Para entender um pouco melhor, de uma forma mais alto nível, [recomendo essa história em quadrinhos](https://hackernoon.com/intuitive-rl-intro-to-advantage-actor-critic-a2c-4ff545978752) (sim, existem historias em quadrinhos de RL)

Enxergando de outra forma, temos que o crítico é a função valor, medindo o quão boas são as ações tomadas, enquanto o ator é a função política, controlando as ações.

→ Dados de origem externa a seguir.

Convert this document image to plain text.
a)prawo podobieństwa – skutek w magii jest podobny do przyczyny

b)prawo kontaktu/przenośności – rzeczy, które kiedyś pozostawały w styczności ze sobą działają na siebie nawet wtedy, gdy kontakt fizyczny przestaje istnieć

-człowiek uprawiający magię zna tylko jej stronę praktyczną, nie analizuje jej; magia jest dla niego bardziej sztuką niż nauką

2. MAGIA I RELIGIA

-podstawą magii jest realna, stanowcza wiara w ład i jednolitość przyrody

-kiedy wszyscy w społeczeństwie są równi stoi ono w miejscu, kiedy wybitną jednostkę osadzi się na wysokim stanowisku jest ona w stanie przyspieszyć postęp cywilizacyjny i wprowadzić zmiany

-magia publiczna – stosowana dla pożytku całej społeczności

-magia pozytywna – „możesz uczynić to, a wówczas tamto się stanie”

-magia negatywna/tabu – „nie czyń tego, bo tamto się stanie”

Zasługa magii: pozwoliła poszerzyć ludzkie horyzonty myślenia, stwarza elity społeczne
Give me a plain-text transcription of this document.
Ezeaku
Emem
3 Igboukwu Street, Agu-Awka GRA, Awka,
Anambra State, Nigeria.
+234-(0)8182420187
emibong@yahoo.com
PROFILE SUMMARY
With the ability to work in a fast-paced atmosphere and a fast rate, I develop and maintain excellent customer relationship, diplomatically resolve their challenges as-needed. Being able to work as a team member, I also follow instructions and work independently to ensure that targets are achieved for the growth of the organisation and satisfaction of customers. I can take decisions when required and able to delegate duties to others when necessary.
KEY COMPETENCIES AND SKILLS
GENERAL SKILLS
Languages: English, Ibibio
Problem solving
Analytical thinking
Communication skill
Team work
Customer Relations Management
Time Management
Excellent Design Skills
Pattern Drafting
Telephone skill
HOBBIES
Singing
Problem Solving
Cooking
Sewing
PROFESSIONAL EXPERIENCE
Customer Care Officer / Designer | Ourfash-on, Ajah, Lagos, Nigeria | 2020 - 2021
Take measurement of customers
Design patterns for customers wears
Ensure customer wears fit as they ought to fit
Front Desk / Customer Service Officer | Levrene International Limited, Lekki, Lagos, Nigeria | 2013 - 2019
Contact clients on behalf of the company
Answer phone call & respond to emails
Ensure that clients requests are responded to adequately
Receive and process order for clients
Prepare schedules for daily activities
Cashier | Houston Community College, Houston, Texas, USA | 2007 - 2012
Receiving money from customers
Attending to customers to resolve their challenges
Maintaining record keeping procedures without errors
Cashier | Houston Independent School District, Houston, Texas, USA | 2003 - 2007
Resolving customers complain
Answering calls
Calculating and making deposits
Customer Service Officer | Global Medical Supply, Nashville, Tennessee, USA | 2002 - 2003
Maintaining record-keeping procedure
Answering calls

* Ator: $\pi(s, a, \theta)$
* Crítico: $\hat{q}(s, a, \omega)$


## Advantage

Uma das baselines que pode ser desenvolvida é a chamada vantagem, que é definida da seguinte forma:

$$A(s, a) = Q(s, a) - V(s)$$

Em resumo, a vantagem busca medir de forma *relativa* o valor de uma ação comparando com o valor médio das ações naquele estado. Se o valor da vantagem é positivo, levamos o nosso gradiente nesta direção.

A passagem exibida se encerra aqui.